Our first Introduction to the quasi-mystical drone and cavernous noise swells of Cheb Samdoun were on the second four-way split from Tome favorite of all favorites German Shepherd‘s Sunrise Acoustic label. While the first four-way split found its conceptual thrust from the physical and metaphysical act of traveling, this second split entitled For Gunde Svan found Tuluum Shimmering/German Shepherd/Cheb Samdoun/Zac Keiller meditating on the 80’s Swedish ski legend Gunde Svan’s contributions to the sport of cross-country skiing. Samdoun’s contributions to that shimmering, oscillating quartet of static-spewing guitar slingers was a top notch slab of fuzzed-out major chord riffage stretched ad infinitum.
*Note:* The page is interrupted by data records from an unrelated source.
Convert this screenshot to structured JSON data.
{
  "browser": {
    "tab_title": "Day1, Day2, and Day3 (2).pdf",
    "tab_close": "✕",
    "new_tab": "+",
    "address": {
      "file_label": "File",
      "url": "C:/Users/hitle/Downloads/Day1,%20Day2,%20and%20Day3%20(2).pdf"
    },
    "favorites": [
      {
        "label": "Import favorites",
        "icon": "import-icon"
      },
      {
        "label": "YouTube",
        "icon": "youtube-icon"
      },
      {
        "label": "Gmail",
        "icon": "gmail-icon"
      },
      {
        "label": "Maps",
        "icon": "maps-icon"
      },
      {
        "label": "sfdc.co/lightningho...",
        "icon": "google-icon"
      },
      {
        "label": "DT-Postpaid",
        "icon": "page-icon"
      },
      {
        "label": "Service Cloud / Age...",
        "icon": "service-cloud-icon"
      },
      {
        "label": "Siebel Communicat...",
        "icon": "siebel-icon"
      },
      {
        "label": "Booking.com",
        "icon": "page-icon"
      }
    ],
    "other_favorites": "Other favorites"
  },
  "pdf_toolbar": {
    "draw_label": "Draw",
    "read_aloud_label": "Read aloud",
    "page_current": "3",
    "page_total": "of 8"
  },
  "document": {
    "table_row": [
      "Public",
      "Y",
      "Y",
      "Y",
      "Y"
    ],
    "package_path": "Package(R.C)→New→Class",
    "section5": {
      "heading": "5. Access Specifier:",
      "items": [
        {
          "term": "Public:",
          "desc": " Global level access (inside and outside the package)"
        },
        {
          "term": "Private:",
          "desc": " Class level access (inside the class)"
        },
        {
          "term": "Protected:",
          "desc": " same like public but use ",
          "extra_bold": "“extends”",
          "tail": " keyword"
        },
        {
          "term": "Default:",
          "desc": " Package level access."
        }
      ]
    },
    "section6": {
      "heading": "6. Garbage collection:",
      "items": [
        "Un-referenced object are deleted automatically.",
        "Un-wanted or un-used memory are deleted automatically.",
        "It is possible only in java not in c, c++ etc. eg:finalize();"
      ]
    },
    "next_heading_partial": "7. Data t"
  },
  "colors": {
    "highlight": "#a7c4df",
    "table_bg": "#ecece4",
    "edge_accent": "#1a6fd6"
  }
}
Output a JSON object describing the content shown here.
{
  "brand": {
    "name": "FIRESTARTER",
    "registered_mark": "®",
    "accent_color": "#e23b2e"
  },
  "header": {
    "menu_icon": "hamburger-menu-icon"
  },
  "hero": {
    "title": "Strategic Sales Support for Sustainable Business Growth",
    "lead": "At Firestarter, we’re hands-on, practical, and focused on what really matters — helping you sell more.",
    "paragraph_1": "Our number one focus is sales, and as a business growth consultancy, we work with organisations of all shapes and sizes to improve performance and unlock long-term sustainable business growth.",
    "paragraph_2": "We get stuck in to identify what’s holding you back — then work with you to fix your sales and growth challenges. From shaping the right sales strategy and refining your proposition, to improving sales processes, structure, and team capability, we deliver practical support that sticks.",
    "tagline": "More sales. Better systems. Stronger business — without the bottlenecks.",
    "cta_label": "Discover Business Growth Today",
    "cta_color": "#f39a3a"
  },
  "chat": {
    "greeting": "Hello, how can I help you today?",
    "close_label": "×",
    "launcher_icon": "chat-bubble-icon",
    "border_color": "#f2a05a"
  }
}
Samdoun’s LP on Sunrise, with his purported “Iridescent Ensemble,” is a gorgeous, snarling, spiritual of holy dove innocence and root-poultice, soul-eating shamanism. Composed around the diving and submerging output of a gently mangled guitar, the ebb and flow of Samdoun’s drones embody so much physical space it is easy to trace a line with your finger the direction they soar and dip. Samdoun knows how to get you on the upswing. Glorious noise-swells completely encompass even the most expensive headphones. Sounds as huge as this (see: “Nothing is More Evident than Light” and the last 20 seconds of “The Illumionationist”) would have you reaching for the volume knob if they weren’t so impregnated with an inward lit luminance that support even the harshest noise swell.
It seems Cheb Samdoun is cut from a similar turquoise colored, diamond patterned, hand-sewn cloth as mystical-drone luminaries as Silver Antlers and the recent SLC export Stag Hare. Album opener “Ya Habib Ya Habib” feature the only vocals on the album, a half invocation/half prayer that features the titular line chanted over and over a few times. A deeply buried bass line shares an eeirie similarity to the human voice in the beginning of “Nobody Understands Music”. A deep guttarul plunk that reverberates until all the auxilary noise is stripped away. Later in the song Samdoun viscously manhandles a symbol to create a ringing, clattering noise shard that lodges itself like a piece of glass in the golden throat of the tracks angelic refrain. Pretty thrilling stuff. This move is a sparse foray into the low end on an album that occupies the mid-to-high ranges so completely.
Crawford has wisely pointed out that 2010 has been a pretty stellar year for ambient/drone music. What makes it even better is that some of 2010’s brightest stars; Chris Rehm, Evan Caminiti and Cheb Samdoun were completely unknown to us before 2010. Sunrise Acoustics is offering this wonderful little album for a free download.